Keeping an eye on sample rate with any DAW is important. Reaper has separate default sample rate (Ctrl-P) and project sample rate (Alt-Return) settings. Looks like you are running at 48 KHz throughout. What are the sample rate settings for your sound card and the Windows record/playback devices? A mismatch anywhere in the chain can give you dead air and no indication why.

========

It appears you can see meters moving indicating signal flow out of REW and through Reaper. One fun (NOT!) thing about setting up sound devices with a DAW in Windows - this has been true of any DAW on any windows computer I have ever worked on, and many other audio programs, including more complex configurations of foobar2000 - is that it can take several - sometimes meaning MANY - cycles through all the different setup windows before all the settings correspond and agree with each other and work together. This includes Reaper Settings, ASIO control panel within Reaper, the sound card control panel, and the Windows recording & playback device settings. Maybe a closing and reopening of all applications. And on rare occasions a reboot. And once in awhile a re-installation of a sound card driver.

Sometimes one application will have sample rate locked, not allowing another app to change it, for instance. Then you have to close all apps but the one to get the sample rate changed.

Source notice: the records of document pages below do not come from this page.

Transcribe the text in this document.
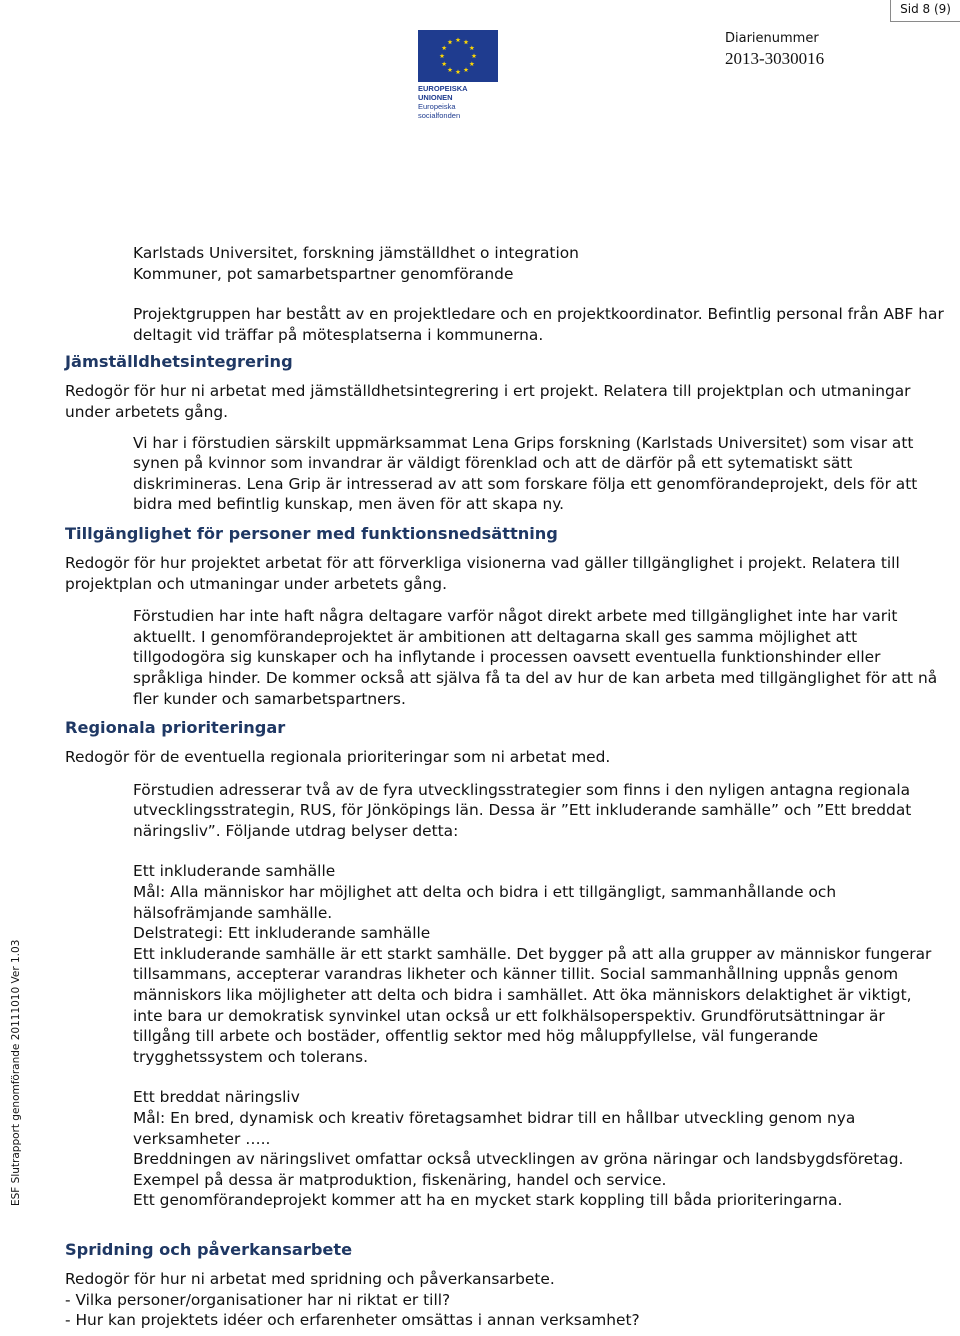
Sid 8 (9)
EUROPEISKA UNIONEN
Europeiska socialfonden
Diarienummer
2013-3030016
ESF Slutrapport genomförande 20111010 Ver 1.03

Karlstads Universitet, forskning jämställdhet o integration

Kommuner, pot samarbetspartner genomförande

Projektgruppen har bestått av en projektledare och en projektkoordinator. Befintlig personal från ABF har deltagit vid träffar på mötesplatserna i kommunerna.

Jämställdhetsintegrering

Redogör för hur ni arbetat med jämställdhetsintegrering i ert projekt. Relatera till projektplan och utmaningar under arbetets gång.

Vi har i förstudien särskilt uppmärksammat Lena Grips forskning (Karlstads Universitet) som visar att synen på kvinnor som invandrar är väldigt förenklad och att de därför på ett sytematiskt sätt diskrimineras. Lena Grip är intresserad av att som forskare följa ett genomförandeprojekt, dels för att bidra med befintlig kunskap, men även för att skapa ny.

Tillgänglighet för personer med funktionsnedsättning

Redogör för hur projektet arbetat för att förverkliga visionerna vad gäller tillgänglighet i projekt. Relatera till projektplan och utmaningar under arbetets gång.

Förstudien har inte haft några deltagare varför något direkt arbete med tillgänglighet inte har varit aktuellt. I genomförandeprojektet är ambitionen att deltagarna skall ges samma möjlighet att tillgodogöra sig kunskaper och ha inflytande i processen oavsett eventuella funktionshinder eller språkliga hinder. De kommer också att själva få ta del av hur de kan arbeta med tillgänglighet för att nå fler kunder och samarbetspartners.

Regionala prioriteringar

Redogör för de eventuella regionala prioriteringar som ni arbetat med.

Förstudien adresserar två av de fyra utvecklingsstrategier som finns i den nyligen antagna regionala utvecklingsstrategin, RUS, för Jönköpings län. Dessa är ”Ett inkluderande samhälle” och ”Ett breddat näringsliv”. Följande utdrag belyser detta:

Ett inkluderande samhälle

Mål: Alla människor har möjlighet att delta och bidra i ett tillgängligt, sammanhållande och hälsofrämjande samhälle.

Delstrategi: Ett inkluderande samhälle

Ett inkluderande samhälle är ett starkt samhälle. Det bygger på att alla grupper av människor fungerar tillsammans, accepterar varandras likheter och känner tillit. Social sammanhållning uppnås genom människors lika möjligheter att delta och bidra i samhället. Att öka människors delaktighet är viktigt, inte bara ur demokratisk synvinkel utan också ur ett folkhälsoperspektiv. Grundförutsättningar är tillgång till arbete och bostäder, offentlig sektor med hög måluppfyllelse, väl fungerande trygghetssystem och tolerans.

Ett breddat näringsliv

Mål: En bred, dynamisk och kreativ företagsamhet bidrar till en hållbar utveckling genom nya verksamheter …..

Breddningen av näringslivet omfattar också utvecklingen av gröna näringar och landsbygdsföretag. Exempel på dessa är matproduktion, fiskenäring, handel och service.

Ett genomförandeprojekt kommer att ha en mycket stark koppling till båda prioriteringarna.

Spridning och påverkansarbete

Redogör för hur ni arbetat med spridning och påverkansarbete.

- Vilka personer/organisationer har ni riktat er till?

- Hur kan projektets idéer och erfarenheter omsättas i annan verksamhet?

The best order to get all settings working is to go from outputs/inputs toward the applications. With all apps closed, start with the sound card settings, then the Windows settings, ASIO settings within the app, then the different app settings one at a time, then all together.

If that all sounds like a potential source of frustration and a few gray hairs and maybe a need for a "cool down" walk around the block, welcome to computer audio. Every setting might appear just right, but no sound, then close and re-open the app and it works, no explanation. Wish it were otherwise.

With Reaper (and other DAWs), pulling up the configuration panel to the audio devices/drivers settings tends to stop the audio engine, then restart it when the panel closes, a quick audio engine reset of sorts that can sometimes provide a kick start.

========

Also, when you get it all working, there will be a delay of several 10ths of a second through the ReaVerb convolution process (this is true of almost any convolution plugin, except for a few that allow the option of decreasing delay by increasing processor load), so it is best to use a slow REW sweep when it is running through convolution during measurements. This will minimize analysis error in REW. This thought doesn't apply if using pink noise and RTA mode.


----------



## BlueFlowers (Sep 26, 2012)

AudiocRaver,

Thank you very much for you extensive post!
I dubbelchecked everyting, and at first came up with nothing. Then mentally went round the block 

I ditched asio4all and configured Reaper the same way as I used to do with REW: directly to my prodigy soundcards' asio. 
Testsignals never sounded better to my ears 
















Unfortunately I'm only halfway. 
REW gets it's input from Reaper, and I can see the IR filter having it's effect. But it's not from the input from the measurement mic, just from the software processing in Reaper. The mic doesn't receive any input.









To put this clearer: I'm not able yet to configure Reaper to receive the test signal from the mic in on the soundcard (prodigy 3/4) and forward that to REW input 3/4.

Could you please point me to this?


----------



## AudiocRaver (Jun 6, 2012)

That is great progress.

I am not quite sure I understand your configuration. Is this what you were trying to accomplish?


```
REW    -->    Reaper   ---->  sound -->  amp --> speakers --> room -->
plays            with                card
sweep           convolution       output
                    IR filtering





room   -->   mic  -->   sound  -->  REW
                               card           analyzes
                                input          sweep
```
My original instructions assumed you wanted to only measure the electronic result of the IR filtering, so Reaper's output went to REW's input. If you want to include the room in the analysis, Reaper's output will go out through the sound card and then the mic's signal can go through the sound card input directly to REW's input. REW's input settings will be set to sound card ASIO instead of Reaper's ASIO channels.

Does that help?


----------



## BlueFlowers (Sep 26, 2012)

Thank you for your quick response.
Your diagram perfectly describes what i am trying to do indeed.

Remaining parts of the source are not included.